Following the revelation last week that Apollo Global Management is preparing a €500 million ($535 million) investment to support AFI KLM E&M, reports have emerged that private equity firms are to bid for a minority stake in Lufthansa Technik.
Reuters reported that Lufthansa will hold an auction later this year for the 20% stake in its maintenance arm, while Air France-KLM stated last Friday that it was negotiating with Apollo about an investment in “an operating affiliate of Air France, owning of a pool of spare engines of Air France dedicated to its Engineering and Maintenance Activity.”
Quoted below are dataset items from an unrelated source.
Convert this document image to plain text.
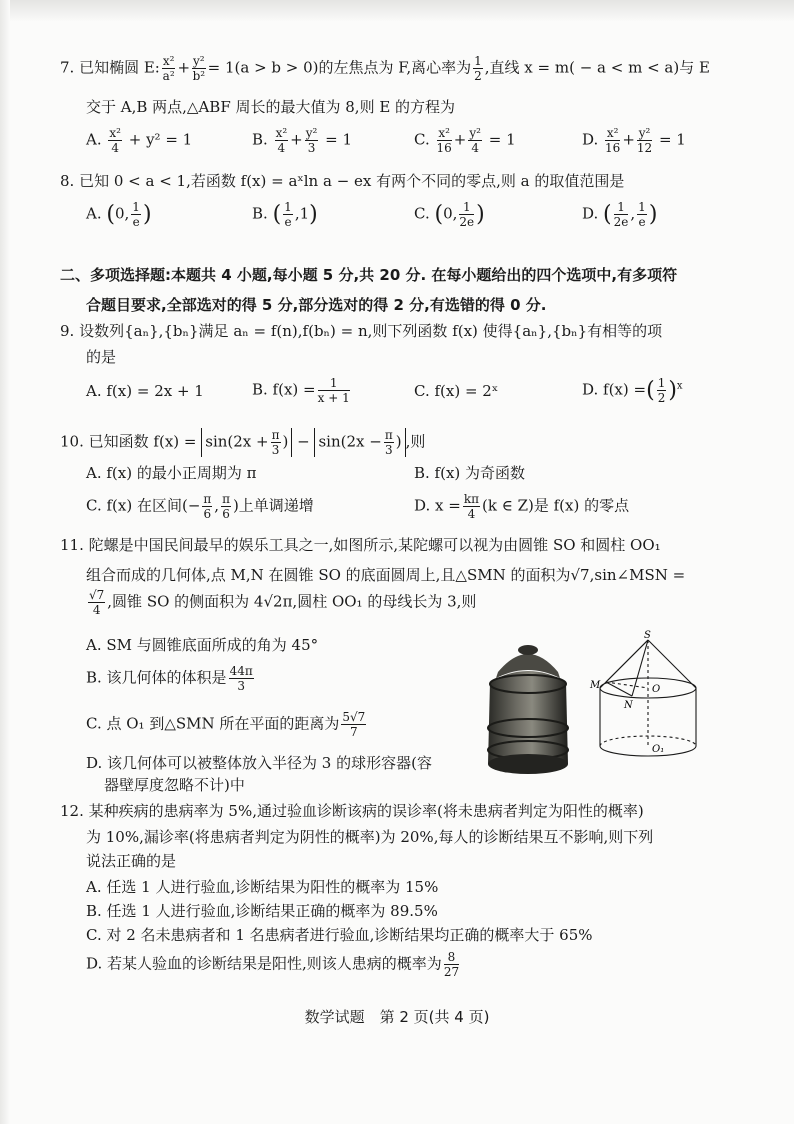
7. 已知椭圆 E: $\frac{\text{x²}}{\text{a²}} + \frac{\text{y²}}{\text{b²}} = 1(a > b > 0)$的左焦点为 F,离心率为 $\frac{1}{2}$ ,直线 x = m( − a < m < a)与 E
交于 A,B 两点,△ABF 周长的最大值为 8,则 E 的方程为
A. $\frac{\text{x²}}{4} + y^2 = 1$	B. $\frac{\text{x²}}{4} + \frac{\text{y²}}{3} = 1$	C. $\frac{\text{x²}}{16} + \frac{\text{y²}}{4} = 1$	D. $\frac{\text{x²}}{16} + \frac{\text{y²}}{12} = 1$
8. 已知 0 < a < 1,若函数 f(x) = aˣln a − ex 有两个不同的零点,则 a 的取值范围是
A. (0, $\frac{1}{e}$ )	B. ( $\frac{1}{e} ,1$)	C. (0, $\frac{1}{2e}$ )	D. ( $\frac{1}{2e}$ , $\frac{1}{e}$ )
二、多项选择题:本题共 4 小题,每小题 5 分,共 20 分. 在每小题给出的四个选项中,有多项符
合题目要求,全部选对的得 5 分,部分选对的得 2 分,有选错的得 0 分.
9. 设数列{aₙ},{bₙ}满足 aₙ = f(n),f(bₙ) = n,则下列函数 f(x) 使得{aₙ},{bₙ}有相等的项
的是
A. f(x) = 2x + 1	B. $f(x) = \frac{1}{x + 1}$	C. f(x) = 2ˣ	D. f(x) =( $\frac{1}{2} )^x$
10. 已知函数 $f(x) = \sin(2x + \frac{\pi}{3}$ ) − $\sin(2x - \frac{\pi}{3}$ ) ,则
A. f(x) 的最小正周期为 π	B. f(x) 为奇函数
C. f(x) 在区间(− $\frac{\pi}{6}$ , $\frac{\pi}{6}$ )上单调递增	D. $x = \frac{k\pi}{4} (k$ ∈ Z)是 f(x) 的零点
11. 陀螺是中国民间最早的娱乐工具之一,如图所示,某陀螺可以视为由圆锥 SO 和圆柱 OO₁
组合而成的几何体,点 M,N 在圆锥 SO 的底面圆周上,且△SMN 的面积为√7,sin∠MSN =
$\frac{√7}{4}$ ,圆锥 SO 的侧面积为 4√2π,圆柱 OO₁ 的母线长为 3,则
A. SM 与圆锥底面所成的角为 45°
B. 该几何体的体积是 $\frac{44\pi}{3}$
C. 点 O₁ 到△SMN 所在平面的距离为 $\frac{5√7}{7}$
D. 该几何体可以被整体放入半径为 3 的球形容器(容
器壁厚度忽略不计)中
S
M	O
N
O₁
12. 某种疾病的患病率为 5%,通过验血诊断该病的误诊率(将未患病者判定为阳性的概率)
为 10%,漏诊率(将患病者判定为阴性的概率)为 20%,每人的诊断结果互不影响,则下列
说法正确的是
A. 任选 1 人进行验血,诊断结果为阳性的概率为 15%
B. 任选 1 人进行验血,诊断结果正确的概率为 89.5%
C. 对 2 名未患病者和 1 名患病者进行验血,诊断结果均正确的概率大于 65%
D. 若某人验血的诊断结果是阳性,则该人患病的概率为 $\frac{8}{27}$
数学试题　第 2 页(共 4 页)
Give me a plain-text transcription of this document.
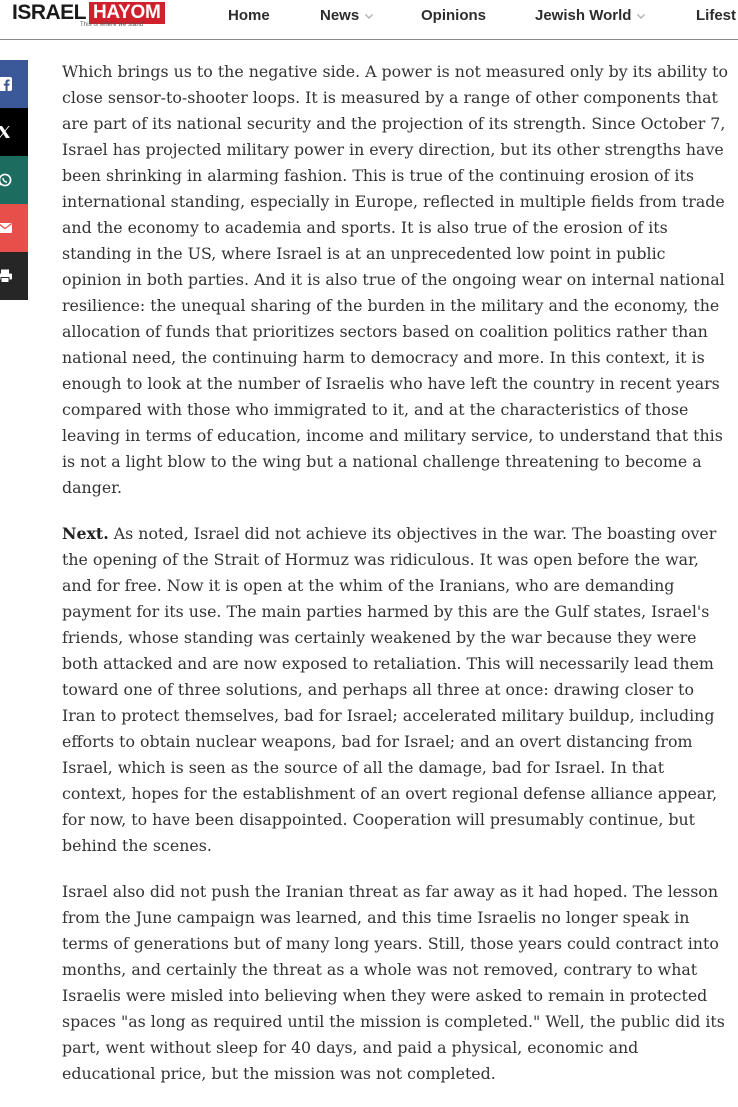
ISRAEL HAYOM
This is where we stand
Home	News	Opinions	Jewish World	Lifest

Which brings us to the negative side. A power is not measured only by its ability to close sensor-to-shooter loops. It is measured by a range of other components that are part of its national security and the projection of its strength. Since October 7, Israel has projected military power in every direction, but its other strengths have been shrinking in alarming fashion. This is true of the continuing erosion of its international standing, especially in Europe, reflected in multiple fields from trade and the economy to academia and sports. It is also true of the erosion of its standing in the US, where Israel is at an unprecedented low point in public opinion in both parties. And it is also true of the ongoing wear on internal national resilience: the unequal sharing of the burden in the military and the economy, the allocation of funds that prioritizes sectors based on coalition politics rather than national need, the continuing harm to democracy and more. In this context, it is enough to look at the number of Israelis who have left the country in recent years compared with those who immigrated to it, and at the characteristics of those leaving in terms of education, income and military service, to understand that this is not a light blow to the wing but a national challenge threatening to become a danger.

Next. As noted, Israel did not achieve its objectives in the war. The boasting over the opening of the Strait of Hormuz was ridiculous. It was open before the war, and for free. Now it is open at the whim of the Iranians, who are demanding payment for its use. The main parties harmed by this are the Gulf states, Israel's friends, whose standing was certainly weakened by the war because they were both attacked and are now exposed to retaliation. This will necessarily lead them toward one of three solutions, and perhaps all three at once: drawing closer to Iran to protect themselves, bad for Israel; accelerated military buildup, including efforts to obtain nuclear weapons, bad for Israel; and an overt distancing from Israel, which is seen as the source of all the damage, bad for Israel. In that context, hopes for the establishment of an overt regional defense alliance appear, for now, to have been disappointed. Cooperation will presumably continue, but behind the scenes.

Israel also did not push the Iranian threat as far away as it had hoped. The lesson from the June campaign was learned, and this time Israelis no longer speak in terms of generations but of many long years. Still, those years could contract into months, and certainly the threat as a whole was not removed, contrary to what Israelis were misled into believing when they were asked to remain in protected spaces "as long as required until the mission is completed." Well, the public did its part, went without sleep for 40 days, and paid a physical, economic and educational price, but the mission was not completed.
The Apollo deal will allow Air France-KLM to partially repay state aid, and while Lufthansa also owes large sums in this regard, questions were asked during a recent earnings call about why it is still pursuing a sale when its passenger and maintenance markets are picking up.
In the first quarter, for instance, Lufthansa Technik revenue jumped 60%, driven by engine and component maintenance sales.
Lufthansa Group chief executive officer Carsten Spohr responded that the sale was never about easing COVID-19-related liquidity pressures, but was rather about the long-term positioning of Lufthansa Technik.
“There's a strategic reasoning here,” he said, noting that “bringing somebody else on onboard” would create “additional investment opportunities” for Lufthansa Technik—opportunities that its parent company, which wants to focus more on its core aircraft business, might struggle to provide.
And although Lufthansa has not confirmed the Reuters story, private equity firms appear to be the most likely candidates to create the investment opportunities that Spohr described.
“This is not part of our liquidity management or planning, rather of our strategic positioning of the group in its various parts for the long-term future,” Spohr added.